A particular interesting “usage” of this principle is to write down ones goals and telling as much people about them as possible. By taking the time and expressing plans with written words, a certain commitment is given. By additionally telling others about those plans, social pressure is applied. If the goals were not to be reached for some reason, not only would others be aware of the inconsistency, but the person itself would be inconsistent with itself. Hence, writing down goals and plans is a great tool to enhance the likelyhood for success.
Other Interesting Concepts
The book contains many other interesting concepts like the social proof. The concept of social proof is also deeply rooted in the history of mankind and the fast-thinking psychology of each of us. In short: “If everyone is doing it, it must be the right thing.” This concept is the reason why everyone is changing lanes on the highway without any hint of problem in the current lane. It’s also the reason why there is a raise in the suicide rate after celebrities ended their life with much press attention (Werther effect).

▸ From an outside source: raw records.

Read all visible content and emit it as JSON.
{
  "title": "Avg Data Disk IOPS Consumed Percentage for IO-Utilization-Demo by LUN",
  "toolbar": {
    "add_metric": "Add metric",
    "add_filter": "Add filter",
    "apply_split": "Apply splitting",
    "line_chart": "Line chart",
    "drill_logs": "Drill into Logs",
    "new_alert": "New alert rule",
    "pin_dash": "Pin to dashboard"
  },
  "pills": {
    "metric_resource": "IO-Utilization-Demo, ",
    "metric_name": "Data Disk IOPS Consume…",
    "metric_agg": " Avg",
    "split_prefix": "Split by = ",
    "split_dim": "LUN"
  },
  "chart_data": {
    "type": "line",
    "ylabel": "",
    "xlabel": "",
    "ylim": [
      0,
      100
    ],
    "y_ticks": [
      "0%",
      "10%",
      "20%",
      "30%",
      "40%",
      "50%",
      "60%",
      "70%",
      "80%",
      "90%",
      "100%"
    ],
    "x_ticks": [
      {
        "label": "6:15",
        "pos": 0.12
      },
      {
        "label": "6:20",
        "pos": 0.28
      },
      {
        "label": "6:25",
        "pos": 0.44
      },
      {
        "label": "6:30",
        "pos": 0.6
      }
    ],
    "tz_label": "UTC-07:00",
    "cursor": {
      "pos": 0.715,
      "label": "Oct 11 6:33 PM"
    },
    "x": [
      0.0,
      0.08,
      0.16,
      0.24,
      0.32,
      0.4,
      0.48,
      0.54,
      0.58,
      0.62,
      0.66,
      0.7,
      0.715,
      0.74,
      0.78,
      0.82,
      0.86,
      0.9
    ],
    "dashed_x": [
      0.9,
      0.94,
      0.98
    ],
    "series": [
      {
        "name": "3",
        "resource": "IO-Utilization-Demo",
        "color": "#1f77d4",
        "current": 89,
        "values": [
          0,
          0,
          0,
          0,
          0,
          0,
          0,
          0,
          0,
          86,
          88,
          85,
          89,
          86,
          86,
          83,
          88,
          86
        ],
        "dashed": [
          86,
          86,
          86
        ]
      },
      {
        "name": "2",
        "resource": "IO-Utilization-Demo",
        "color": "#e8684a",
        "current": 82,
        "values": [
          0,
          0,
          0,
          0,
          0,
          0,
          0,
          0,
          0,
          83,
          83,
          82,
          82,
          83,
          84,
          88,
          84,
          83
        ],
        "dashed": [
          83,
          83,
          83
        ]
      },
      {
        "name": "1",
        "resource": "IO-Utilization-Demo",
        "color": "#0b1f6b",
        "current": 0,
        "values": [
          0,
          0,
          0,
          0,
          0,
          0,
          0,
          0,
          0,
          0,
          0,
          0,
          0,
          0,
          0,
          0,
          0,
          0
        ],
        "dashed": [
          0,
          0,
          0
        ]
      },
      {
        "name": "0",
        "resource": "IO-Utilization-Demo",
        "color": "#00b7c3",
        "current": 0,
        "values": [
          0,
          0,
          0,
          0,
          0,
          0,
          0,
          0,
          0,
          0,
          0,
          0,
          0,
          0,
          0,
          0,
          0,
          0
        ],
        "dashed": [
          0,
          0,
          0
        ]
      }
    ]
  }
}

The concept of “liking” states that persons who are like each other are trusted more. That is the reason why salesman try to be as much like their customers. Or, the other way around: It’s the reason for war and hate. Being like someone means that there are people who are unlike other people - the definition of groups. And groups mean differences to other groups which causes conflict. This conflict can only be bridged by joint efforts towards a common goal.
Another interesting concept is the “luncheon technique” that describes that people who are fed are more accessible and fond of other people. This applies to other “things” as well like models and presents.
“Influence” is one of the best books about psychology I read, I highly recommend it.